There’s a lot of truth to that. Senate Republicans killed a bipartisan border bill in February, two days after Trump—not wanting to lose his signature issue—trashed it. But it’s also true, as Republicans have long insisted, that Biden could have issued his executive order on day one of his administration, in January 2021.

The New York Times (sounding like Mother Jones) reported that “the move shows how drastically the politics of immigration have shifted to the right in the United States,” but that’s not quite right: rather, it underscores how far to the left Democrats have moved since 2019, when nearly all the presidential primary candidates, including Biden, signaled support for decriminalizing illegal border crossings. 

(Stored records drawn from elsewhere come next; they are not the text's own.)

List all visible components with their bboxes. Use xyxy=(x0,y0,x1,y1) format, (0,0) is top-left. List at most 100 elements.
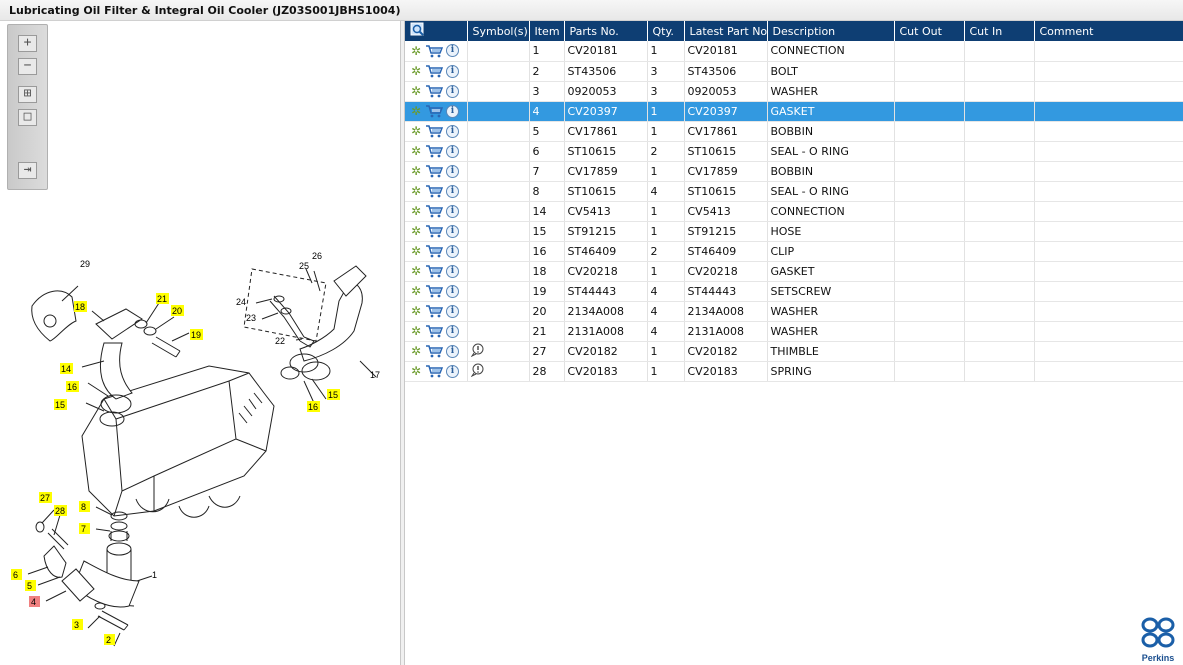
cart-icon[interactable] xyxy=(425,64,443,78)
magnifier-icon[interactable] xyxy=(410,22,426,37)
gear-icon[interactable]: ✲ xyxy=(410,205,422,217)
gear-icon[interactable]: ✲ xyxy=(410,225,422,237)
parts-table: Symbol(s) Item Parts No. Qty. Latest Par… xyxy=(405,21,1183,382)
info-icon[interactable]: i xyxy=(446,324,459,338)
cell-cut-out xyxy=(894,341,965,362)
column-header-cut-in[interactable]: Cut In xyxy=(964,21,1035,41)
note-symbol-icon[interactable] xyxy=(470,343,487,357)
cart-icon[interactable] xyxy=(425,344,443,358)
info-icon[interactable]: i xyxy=(446,144,459,158)
zoom-in-button[interactable]: + xyxy=(18,35,37,52)
export-button[interactable]: ⇥ xyxy=(18,162,37,179)
table-row[interactable]: ✲ i 18 CV20218 1 CV20218 GASKET xyxy=(405,261,1183,282)
info-icon[interactable]: i xyxy=(446,44,459,58)
table-row[interactable]: ✲ i 14 CV5413 1 CV5413 CONNECTION xyxy=(405,201,1183,222)
info-icon[interactable]: i xyxy=(446,284,459,298)
cell-item: 15 xyxy=(529,221,565,242)
cart-icon[interactable] xyxy=(425,204,443,218)
info-icon[interactable]: i xyxy=(446,164,459,178)
parts-grid: Symbol(s) Item Parts No. Qty. Latest Par… xyxy=(405,21,1183,665)
gear-icon[interactable]: ✲ xyxy=(410,65,422,77)
table-row[interactable]: ✲ i 27 CV20182 1 CV20182 THIMBLE xyxy=(405,341,1183,362)
cart-icon[interactable] xyxy=(425,324,443,338)
cart-icon[interactable] xyxy=(425,184,443,198)
gear-icon[interactable]: ✲ xyxy=(410,185,422,197)
gear-icon[interactable]: ✲ xyxy=(410,85,422,97)
note-symbol-icon[interactable] xyxy=(470,363,487,377)
cart-icon[interactable] xyxy=(425,104,443,118)
column-header-comment[interactable]: Comment xyxy=(1034,21,1183,41)
info-icon[interactable]: i xyxy=(446,64,459,78)
table-row[interactable]: ✲ i 5 CV17861 1 CV17861 BOBBIN xyxy=(405,121,1183,142)
search-column-header[interactable] xyxy=(405,21,468,41)
gear-icon[interactable]: ✲ xyxy=(410,285,422,297)
cell-parts-no: CV20397 xyxy=(564,101,648,122)
gear-icon[interactable]: ✲ xyxy=(410,45,422,57)
diagram-pane[interactable]: 29 18 21 20 19 14 16 15 25 26 24 23 22 1… xyxy=(4,21,401,665)
cell-latest-part-no: ST10615 xyxy=(684,181,768,202)
gear-icon[interactable]: ✲ xyxy=(410,145,422,157)
info-icon[interactable]: i xyxy=(446,104,459,118)
cart-icon[interactable] xyxy=(425,304,443,318)
table-row[interactable]: ✲ i 28 CV20183 1 CV20183 SPRING xyxy=(405,361,1183,382)
info-icon[interactable]: i xyxy=(446,264,459,278)
table-row[interactable]: ✲ i 8 ST10615 4 ST10615 SEAL - O RING xyxy=(405,181,1183,202)
cart-icon[interactable] xyxy=(425,224,443,238)
info-icon[interactable]: i xyxy=(446,364,459,378)
gear-icon[interactable]: ✲ xyxy=(410,305,422,317)
info-icon[interactable]: i xyxy=(446,224,459,238)
cart-icon[interactable] xyxy=(425,164,443,178)
cart-icon[interactable] xyxy=(425,264,443,278)
brand-name: Perkins xyxy=(1141,653,1175,663)
exploded-diagram[interactable]: 29 18 21 20 19 14 16 15 25 26 24 23 22 1… xyxy=(4,21,401,665)
cart-icon[interactable] xyxy=(425,124,443,138)
gear-icon[interactable]: ✲ xyxy=(410,265,422,277)
column-header-symbols[interactable]: Symbol(s) xyxy=(467,21,530,41)
table-row[interactable]: ✲ i 15 ST91215 1 ST91215 HOSE xyxy=(405,221,1183,242)
column-header-cut-out[interactable]: Cut Out xyxy=(894,21,965,41)
column-header-description[interactable]: Description xyxy=(767,21,895,41)
gear-icon[interactable]: ✲ xyxy=(410,365,422,377)
gear-icon[interactable]: ✲ xyxy=(410,245,422,257)
table-row[interactable]: ✲ i 4 CV20397 1 CV20397 GASKET xyxy=(405,101,1183,122)
info-icon[interactable]: i xyxy=(446,344,459,358)
fit-view-button[interactable]: ⊞ xyxy=(18,86,37,103)
info-icon[interactable]: i xyxy=(446,304,459,318)
cart-icon[interactable] xyxy=(425,44,443,58)
table-row[interactable]: ✲ i 1 CV20181 1 CV20181 CONNECTION xyxy=(405,41,1183,62)
cell-parts-no: ST91215 xyxy=(564,221,648,242)
reset-view-button[interactable]: □ xyxy=(18,109,37,126)
info-icon[interactable]: i xyxy=(446,124,459,138)
column-header-qty[interactable]: Qty. xyxy=(647,21,685,41)
column-header-latest-part-no[interactable]: Latest Part No. xyxy=(684,21,768,41)
zoom-out-button[interactable]: − xyxy=(18,58,37,75)
table-row[interactable]: ✲ i 20 2134A008 4 2134A008 WASHER xyxy=(405,301,1183,322)
info-icon[interactable]: i xyxy=(446,244,459,258)
cart-icon[interactable] xyxy=(425,144,443,158)
callout-28: 28 xyxy=(55,506,65,516)
info-icon[interactable]: i xyxy=(446,204,459,218)
table-row[interactable]: ✲ i 3 0920053 3 0920053 WASHER xyxy=(405,81,1183,102)
gear-icon[interactable]: ✲ xyxy=(410,325,422,337)
cart-icon[interactable] xyxy=(425,284,443,298)
cart-icon[interactable] xyxy=(425,84,443,98)
cart-icon[interactable] xyxy=(425,244,443,258)
gear-icon[interactable]: ✲ xyxy=(410,165,422,177)
cart-icon[interactable] xyxy=(425,364,443,378)
column-header-parts-no[interactable]: Parts No. xyxy=(564,21,648,41)
gear-icon[interactable]: ✲ xyxy=(410,125,422,137)
table-row[interactable]: ✲ i 2 ST43506 3 ST43506 BOLT xyxy=(405,61,1183,82)
cell-item: 6 xyxy=(529,141,565,162)
info-icon[interactable]: i xyxy=(446,184,459,198)
cell-comment xyxy=(1034,361,1183,382)
table-row[interactable]: ✲ i 21 2131A008 4 2131A008 WASHER xyxy=(405,321,1183,342)
column-header-item[interactable]: Item xyxy=(529,21,565,41)
table-row[interactable]: ✲ i 7 CV17859 1 CV17859 BOBBIN xyxy=(405,161,1183,182)
table-row[interactable]: ✲ i 19 ST44443 4 ST44443 SETSCREW xyxy=(405,281,1183,302)
info-icon[interactable]: i xyxy=(446,84,459,98)
table-row[interactable]: ✲ i 6 ST10615 2 ST10615 SEAL - O RING xyxy=(405,141,1183,162)
gear-icon[interactable]: ✲ xyxy=(410,105,422,117)
table-row[interactable]: ✲ i 16 ST46409 2 ST46409 CLIP xyxy=(405,241,1183,262)
gear-icon[interactable]: ✲ xyxy=(410,345,422,357)
cell-qty: 1 xyxy=(647,201,685,222)
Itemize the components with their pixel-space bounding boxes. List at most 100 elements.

My two cents: I doubt this does much, if anything, to alter public perceptions of Democratic versus Republican handling of the border. It’s a smart political move, but public sentiments have mostly hardened by now, and as I reported for The Free Press in April, the substantive policy differences between administrations of both parties are sometimes hard to make out.

Furthermore, there are a few big questions about implementing Biden’s executive order: Congress has not appropriated extra money for returning migrants; the ACLU has pledged to fight it, calling it “the same approach” as Trump’s; and it’s unclear how Mexican president-elect Claudia Sheinbaum will react

The underlying truth is neither party wants to do anything to fix this problem in any systemic way—the Republicans, because this is an issue they simply cannot wean themselves off of, or the Democrats, because they’re ideologically opposed to any policy that whiffs of anti-immigration. And so, our forever war over the border continues.